According to the result of the evidence resumed in Table 3, the percentage of caregivers who do not assist their children while brushing or that supervise them on a non-daily basis is very high. As reported by Huebner et al. 2010 [73][31], not assisting children’s oral hygiene can not only reflect a lack of guidelines knowledge, but be the result of a series of personal barriers or external constraints. Personal barriers are the wrong oral health beliefs (tooth brushing is harmful to enamel), children’s emotional reactions, low caregivers’ self-standard of care, or lack of manual skills. On the other hand, external constraints are related to busy modern life and tight daily schedules. It is worth underlining that, in the Huebner study population, almost all (91%) parents considered that brushing child’s teeth twice a day was reasonable. However, in practice little more than half (55%) claimed to have reached the goal [73][31].
Table 3. Prevalence of assisted tooth brushing.
Scientific data based on self-report have to be handled with care; the results may, in fact, be an overestimate due to social desirability response bias, h is a common problem to take into account in this type of study.

5. Brushing Start Age

Nuñez Correia et al. in 2017, exploring the plans that mothers-to-be had about their children’s dental care, underlined that 26.1% of the participants did not think about when to begin cleaning their children’s teeth, while 7.8% were uncertain about the timing [81][39]. Almost half of the mothers interviewed correctly intended to start brushing their baby’s teeth as soon as the first tooth emerged, but 20% would first seek the counsel of a health professional, 13.9% were unsure, and 11.3% planned to do this when the baby started eating solids. Their findings highlighted that currently in the UK half of pregnant women are unaware of the correct brushing timing [81][39].

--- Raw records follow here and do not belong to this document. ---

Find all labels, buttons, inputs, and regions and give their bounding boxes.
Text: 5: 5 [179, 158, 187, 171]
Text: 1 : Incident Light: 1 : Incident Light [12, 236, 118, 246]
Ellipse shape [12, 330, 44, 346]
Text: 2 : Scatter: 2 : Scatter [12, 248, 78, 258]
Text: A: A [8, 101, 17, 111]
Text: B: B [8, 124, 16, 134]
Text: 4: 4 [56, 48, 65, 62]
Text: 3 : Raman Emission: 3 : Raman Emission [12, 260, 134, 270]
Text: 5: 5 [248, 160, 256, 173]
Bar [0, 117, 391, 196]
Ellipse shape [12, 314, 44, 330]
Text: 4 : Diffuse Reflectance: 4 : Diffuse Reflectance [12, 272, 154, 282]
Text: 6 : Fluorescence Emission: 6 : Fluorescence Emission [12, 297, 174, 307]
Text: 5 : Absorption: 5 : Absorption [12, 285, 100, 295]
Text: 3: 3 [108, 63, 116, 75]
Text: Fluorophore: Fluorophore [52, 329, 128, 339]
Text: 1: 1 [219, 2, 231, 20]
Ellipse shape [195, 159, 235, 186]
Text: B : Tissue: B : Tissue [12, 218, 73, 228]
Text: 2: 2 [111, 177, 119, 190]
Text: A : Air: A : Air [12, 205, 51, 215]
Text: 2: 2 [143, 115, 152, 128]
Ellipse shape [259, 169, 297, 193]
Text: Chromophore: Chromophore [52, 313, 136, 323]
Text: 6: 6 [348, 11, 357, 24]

6. Family Behavior Modification

Oral health education is fundamental in preventing dental caries in children, with the goal of changing the knowledge, attitudes, and behaviors of the patient and the caregiver of the patient that put children at risk of oral illness; however, the child’s ability to assimilate and mimic the good as well as bad habits of adults cannot be ignored [8][40].
As outlined by Naidu et al. in 2020, also in settings characterized by positive attitudes toward preventive oral healthcare, a variable degree of uncertainty regarding dental attendance, supervised brushing, fluoride use, and sugar intake could be outlined. These findings suggest that these items require a special emphasis in oral health promotion programs targeted at improving early childhood oral health [82][41].
As outlined by the WHO, oral health education and community engagement are essential for preventing early childhood caries especially in a low to middle-income countries. The family represents the child’s primary source of learning about oral health and risk factors. The WHO suggests improvement in the awareness of oral health and ECC prevention among parents through proper health communication and the provision of sound information on disease prevention and treatment [83][42].
Evidence suggests the effectiveness of behavioral therapies against ECC when used at the individual and family levels [84][43]. The motivational interview is a promising approach to induce positive changes in caregivers’ oral health knowledge and child behavior outcomes. The results are improved when delivered in a patient-centered environment, rather than in the potentially stressful and distracting environment of a busy dental clinic [85][44].
In a recent report, Toniazzo et al., 2019, outlined how mobile applications and text messages can be a promising means to increase oral health awareness, of young children’s parents, and promote stable behavioral change [86][45].
A single, low-cost, low-intensity intervention could significantly reduce the risk of new caries: Pine et al., 2020, in fact, have shown how efficient dental nurse intervention could be, based on motivational interviewing and focused on prevention of future caries in children who have undergone primary tooth extraction. [87][46].